Domenico Tedesco est Italien de naissance, mais son nom, ça ne s’invente pas, signifie Allemand, en italien. Débarqué de Rossano (Calabre), en Allemagne, avec ses parents à l’âge de deux ans, il est d’ailleurs considéré comme issu du sérail allemand, où il a suivi sa formation et a été majeur de sa promotion, devant Julian Nagelsmann.
Si un Allemand pouvait faire du bien à la sélection belge, sur la route de l’Euro 2024, cela évacuerait quelques frustrations du passé. Mais comment Domenico Tedesco a-t-il construit son parcours, au départ de Stuttgart, en passant par la D2 allemande, à Aue, puis à Schalke 04 , avant de s’envoler au Spartak Moscou et de revenir au pays, à Leipzig ?
Des moins de 12 aux moins de 17 ans
Une constante revient, pour commencer. Domenico Tedesco a l’art d’impressionner ses interlocuteurs lors du premier entretien. Détenteur d’un diplôme d’ingénieur, il a un sens aigu de la préparation, quel que soit le niveau qu’il côtoie, des enfants de Stuttgart à l’équipe nationale belge.
S’il a fait ses débuts d’entraîneur à Aichwald, un village à l’est de Stuttgart, où ses parents vivent toujours, c’est à Stuttgart, qu’il a écrit les premières lignes de son récit, réellement.
Il a alors à sa charge l’équipe des moins de 12 ans et il est un jeune technicien parmi d’autres. Il a 27 ans, un âge où on est encore sur le terrain, pas sur la touche, et rien ne le prédispose à prendre une équipe plus âgée, même s’il devient l’adjoint de Thomas Schneider (son actuel… adjoint en équipe nationale) pour entamer la saison 2013-2014.
À la fin de l’été 2013, Schneider est appelé à remplacer Bruno Labbadia, il faut donc lui trouver un remplaçant. Ralf Becker est le responsable de l’académie du VfB et sa première idée n’est pas de confier les U17 à ce jeune entraîneur qu’il ne connaît pas bien.
"Il avait une connaissance et une intelligence au-dessus de la moyenne."

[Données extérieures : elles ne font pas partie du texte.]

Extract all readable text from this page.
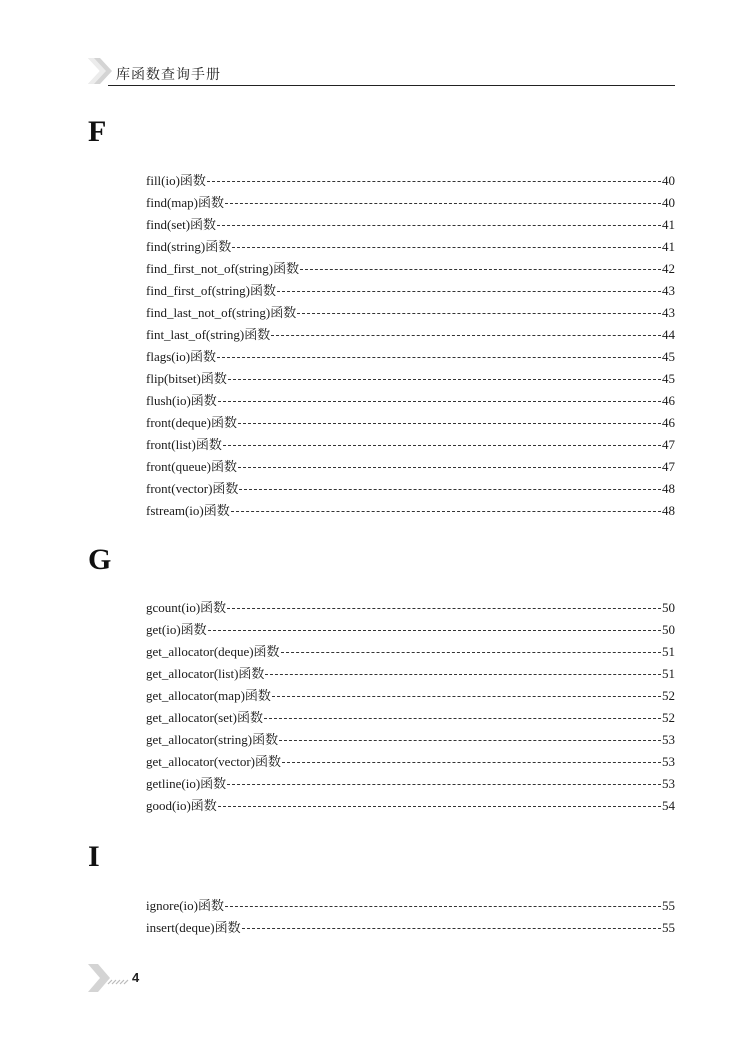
库函数查询手册
F
fill(io)函数	40
find(map)函数	40
find(set)函数	41
find(string)函数	41
find_first_not_of(string)函数	42
find_first_of(string)函数	43
find_last_not_of(string)函数	43
fint_last_of(string)函数	44
flags(io)函数	45
flip(bitset)函数	45
flush(io)函数	46
front(deque)函数	46
front(list)函数	47
front(queue)函数	47
front(vector)函数	48
fstream(io)函数	48
G
gcount(io)函数	50
get(io)函数	50
get_allocator(deque)函数	51
get_allocator(list)函数	51
get_allocator(map)函数	52
get_allocator(set)函数	52
get_allocator(string)函数	53
get_allocator(vector)函数	53
getline(io)函数	53
good(io)函数	54
I
ignore(io)函数	55
insert(deque)函数	55
4
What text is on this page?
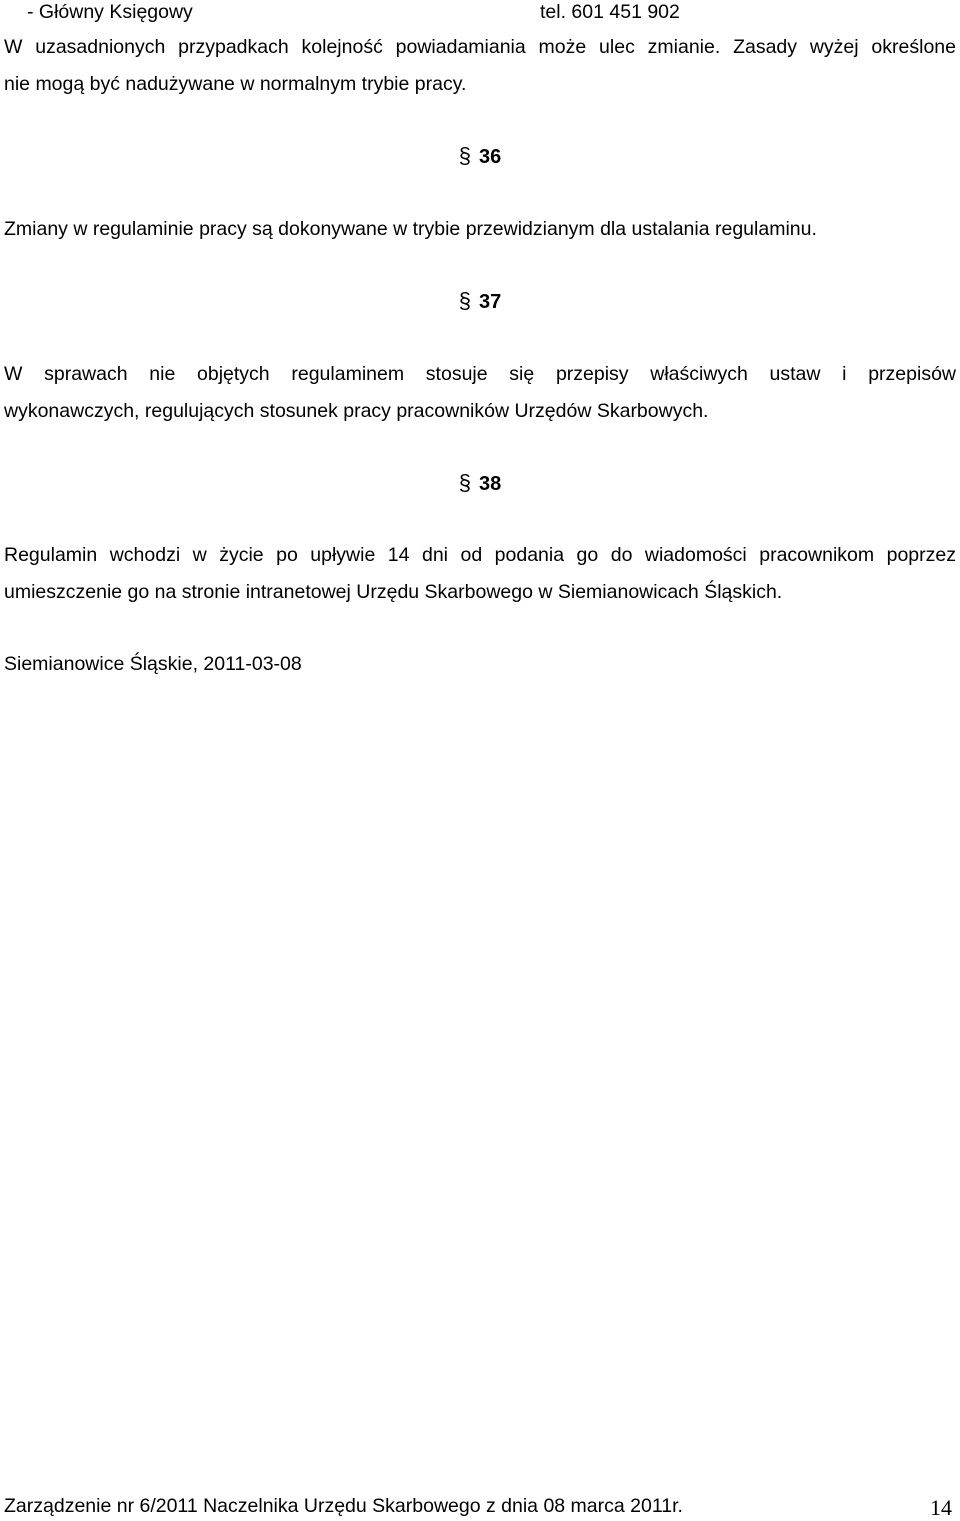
- Główny Księgowy	tel. 601 451 902
W uzasadnionych przypadkach kolejność powiadamiania może ulec zmianie. Zasady wyżej określone
nie mogą być nadużywane w normalnym trybie pracy.
§ 36
Zmiany w regulaminie pracy są dokonywane w trybie przewidzianym dla ustalania regulaminu.
§ 37
W sprawach nie objętych regulaminem stosuje się przepisy właściwych ustaw i przepisów
wykonawczych, regulujących stosunek pracy pracowników Urzędów Skarbowych.
§ 38
Regulamin wchodzi w życie po upływie 14 dni od podania go do wiadomości pracownikom poprzez
umieszczenie go na stronie intranetowej Urzędu Skarbowego w Siemianowicach Śląskich.
Siemianowice Śląskie, 2011-03-08
Zarządzenie nr 6/2011 Naczelnika Urzędu Skarbowego z dnia 08 marca 2011r.	14
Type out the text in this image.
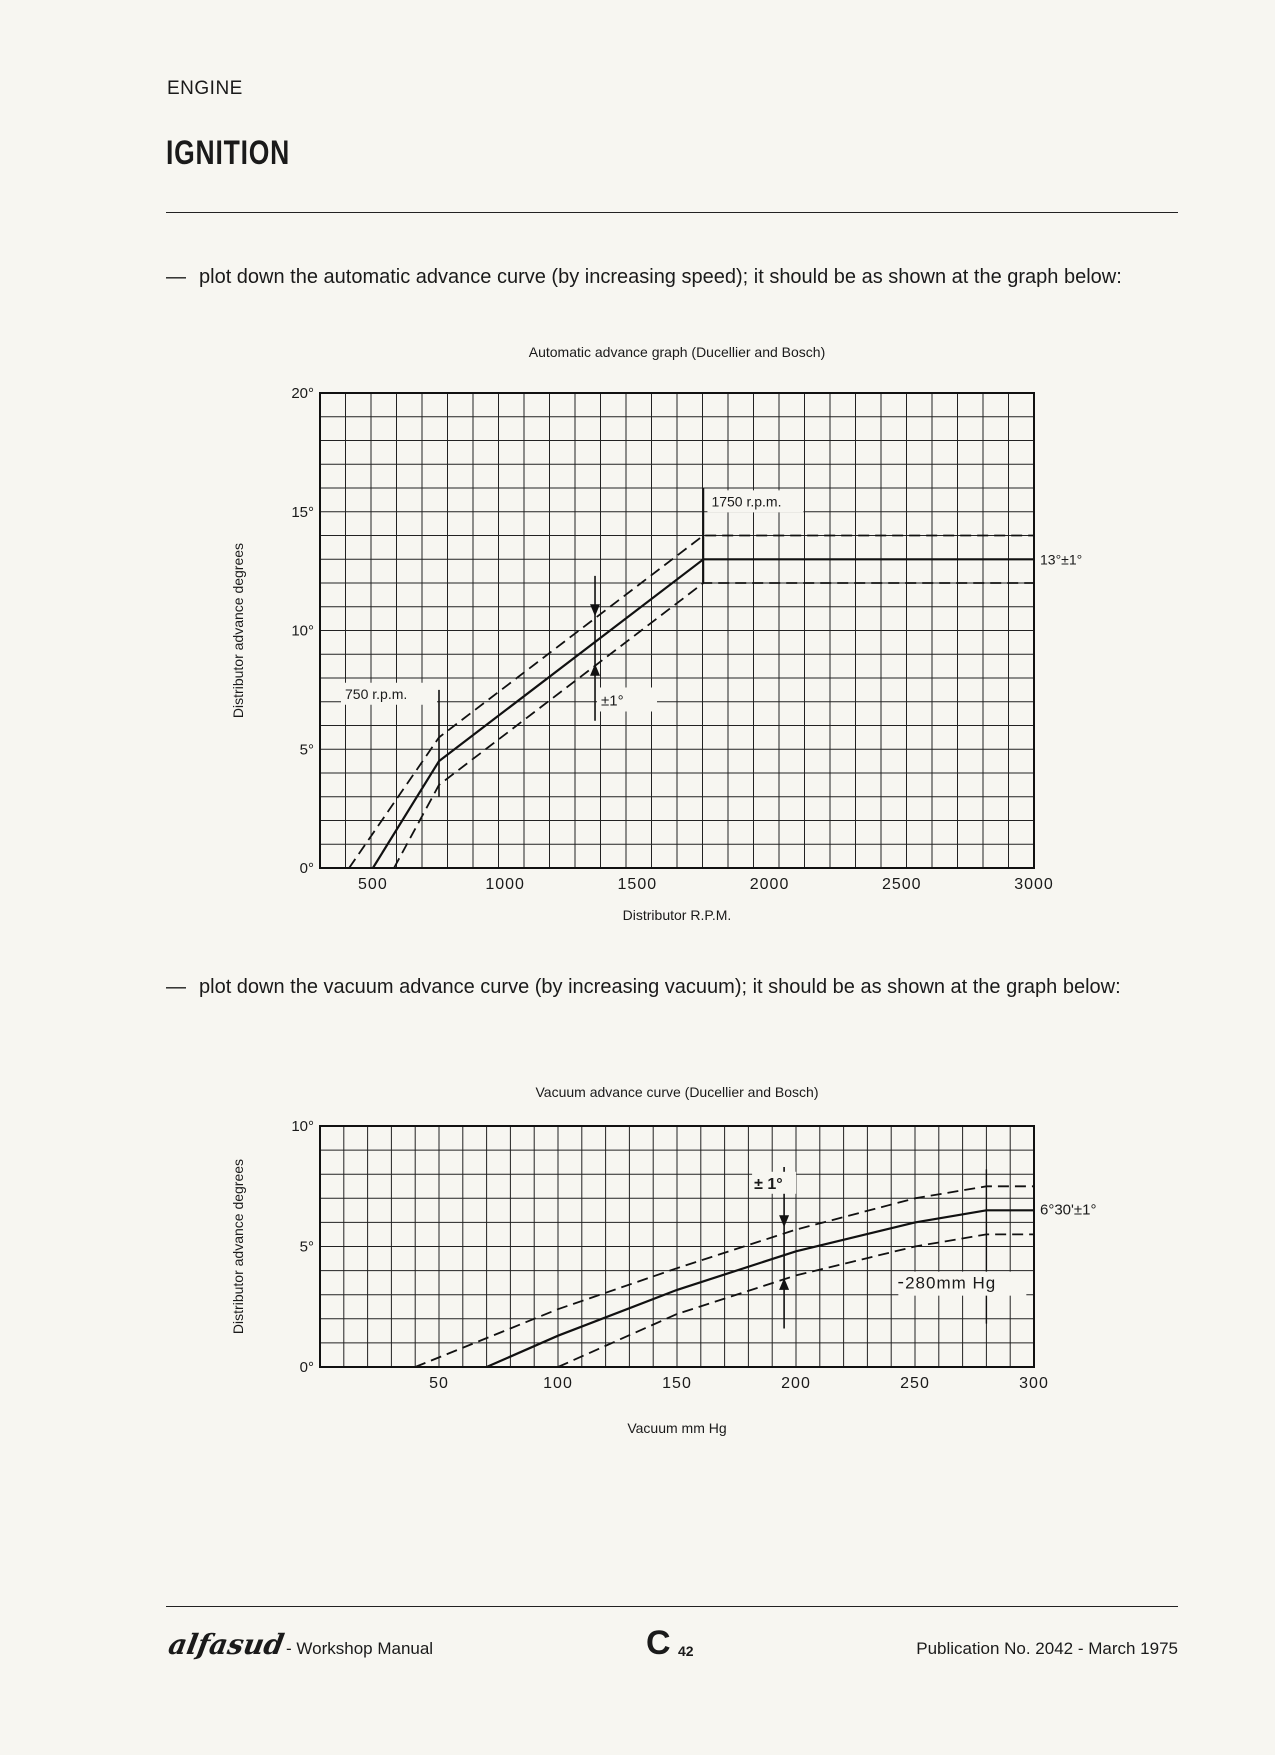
ENGINE
IGNITION
— plot down the automatic advance curve (by increasing speed); it should be as shown at the graph below:
Automatic advance graph (Ducellier and Bosch)
0°
5°
10°
15°
20°
500	1000	1500	2000	2500	3000
Distributor R.P.M.
Distributor advance degrees
1750 r.p.m.
750 r.p.m.
13°±1°
±1°
— plot down the vacuum advance curve (by increasing vacuum); it should be as shown at the graph below:
Vacuum advance curve (Ducellier and Bosch)
0°
5°
10°
50	100	150	200	250	300
Vacuum mm Hg
Distributor advance degrees	± 1°
6°30'±1°
280mm Hg
alfasud - Workshop Manual	C 42	Publication No. 2042 - March 1975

”Un collaborateur a émis l’idée que Domenico reprenne l’équipe, mais je n’étais pas convaincu. Je lui ai alors proposé un essai de quinze jours, le temps qu’on se retourne pour trouver quelqu’un.” Il n’aura pas besoin de quinze jours pour convaincre… “Il a gagné son premier match 12-0 !" Becker glisse le nom de Tedesco à Fredi Bobic, alors directeur sportif de Stuttgart, et l’histoire est en marche.
”Il avait une connaissance et une intelligence au-dessus de la moyenne, se rappelle Becker, qui n’a pas perdu le contact avec Tedesco et espère venir le voir prochainement en Belgique. Il était toujours en apprentissage, à vouloir en savoir le plus possible. Il interrogeait, se documentait. Mais, surtout, c’était un bourreau du travail, il n’arrêtait jamais.”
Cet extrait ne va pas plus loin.